THE APPEARANCE OF PROGRESS
None-the-less, the Clean Air Act Amendments of 1992 were adopted, the cost of modern solid waste incineration was seriously increased, and new incineration construction stopped in the United States.
Landfill remains the number one disposal avenue in the Unites States. Over 85% of American waste is landfilled. Some waste is recycled, and some is composted. Some is avoided. But nothing can hide the fact that each year the total quantity of waste being landfilled in the United States increases. This is documented fact (documented by USEPA), despite ever higher claims of recycling and composting.
Most of the modern and developing world relies on the high tech solution to solid waste management, modern incineration, but here in America we continue to build ever larger landfills. They are much better landfills than they used to be, but the inescapable fact about landfills is that they do fill up, inexorably.
ENVIRONMENTAL IMPACTS WORSEN
The emissions from landfills are far worse and more significant to the environment and to mankind than are the emissions from modern incinerators (even prior to the CAAA of 1992.) The emissions from the trucking required to get the solid waste to distant landfills are far worse than the emissions from modern incinerators. One old truth about incinerators is that the trucks waiting to unload are putting out more and worse pollution than the incinerator does in burning the trash all day long.
Every environmental decision has pros and cons, even the decision to do nothing.
Environmental Balance is important if mankind is truly to make the most of the earth inherited from its forefathers.
Every environmental choice has plusses and minuses. These should be dispassionately weighed by the best and the brightest so that society benefits to the maximum. All related plusses and minuses must be weighed, if the best decisions are to be made.
After a lifetime of engineering work, the author is mighty disappointed to find that many environmental issues are resolved by raw emotion and popularity polls, with little regard for the actual science of the matter.
The author chose engineering for his life's work because he wanted to apply science to improve the world. Instead, he has found the disgruntled, unqualified "Jon Doe" winning public environmental debates with emotional appeals and nonsense. Many times "Jon Doe" simply wants to keep anything new from being built "next door," with no regard for its worth to the community.

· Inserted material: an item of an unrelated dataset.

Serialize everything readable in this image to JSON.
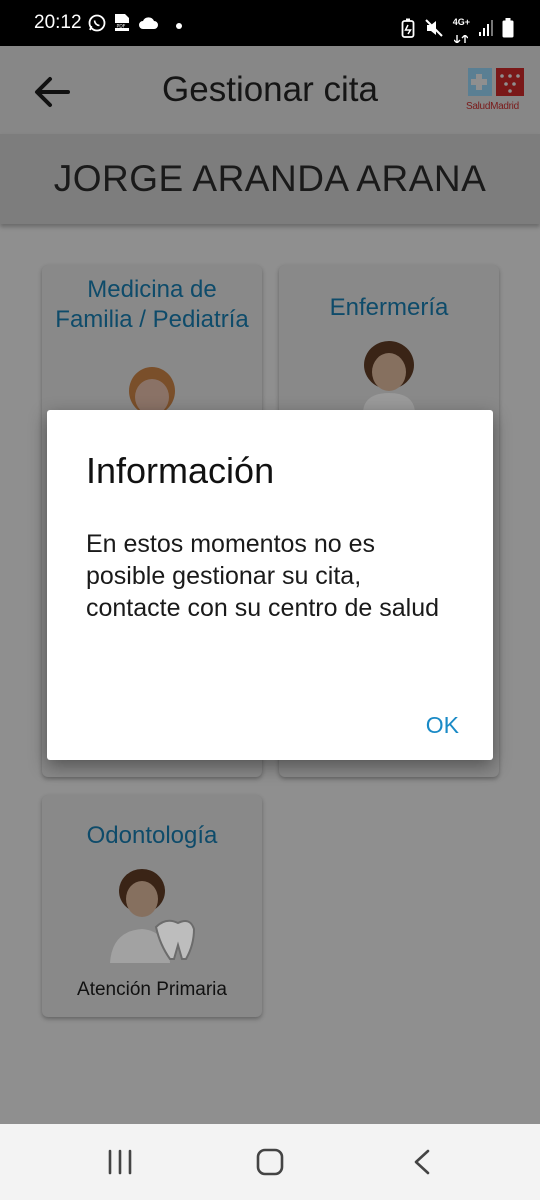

Anecdotes are often proffered as evidence during the heat of passionate public debate over new environmental processes. Such anecdotes, ("my father moved to Florida and died because he was living next to an incinerator") are intended to paint various environmental courses as unsafe, when in fact the anecdote may have almost no relationship to the situation cited, or the decision at hand. When specific anecdotal evidence is investigated, it often turns out that the "father" was elderly when he retired to Florida, that he smoked his entire life, that the incinerator "next door" was actually miles away with highways and exhaust pollution in between, that he lived there for years, and that he died of really old age.
Individual anecdotes should be disregarded during the debate over important environmental choices. Only soundly documented studies of all the factors involved in a similar situation should be weighed when such weighty matters are "before the board."
It is all too natural for potential neighbors to resist the implementation of any new environmental facility near their homes. It is all too natural for them to exaggerate their anecdotes in the process. Decision making boards must be on guard against such input if they hope to make the correct decisions.
It is the author's hope that this website can contribute to general public understanding of many environmental issues with which the author has worked over the years, and that some existing regulations and policies might be reexamined, reconsidered, and re-regulated to provide for a better future environment.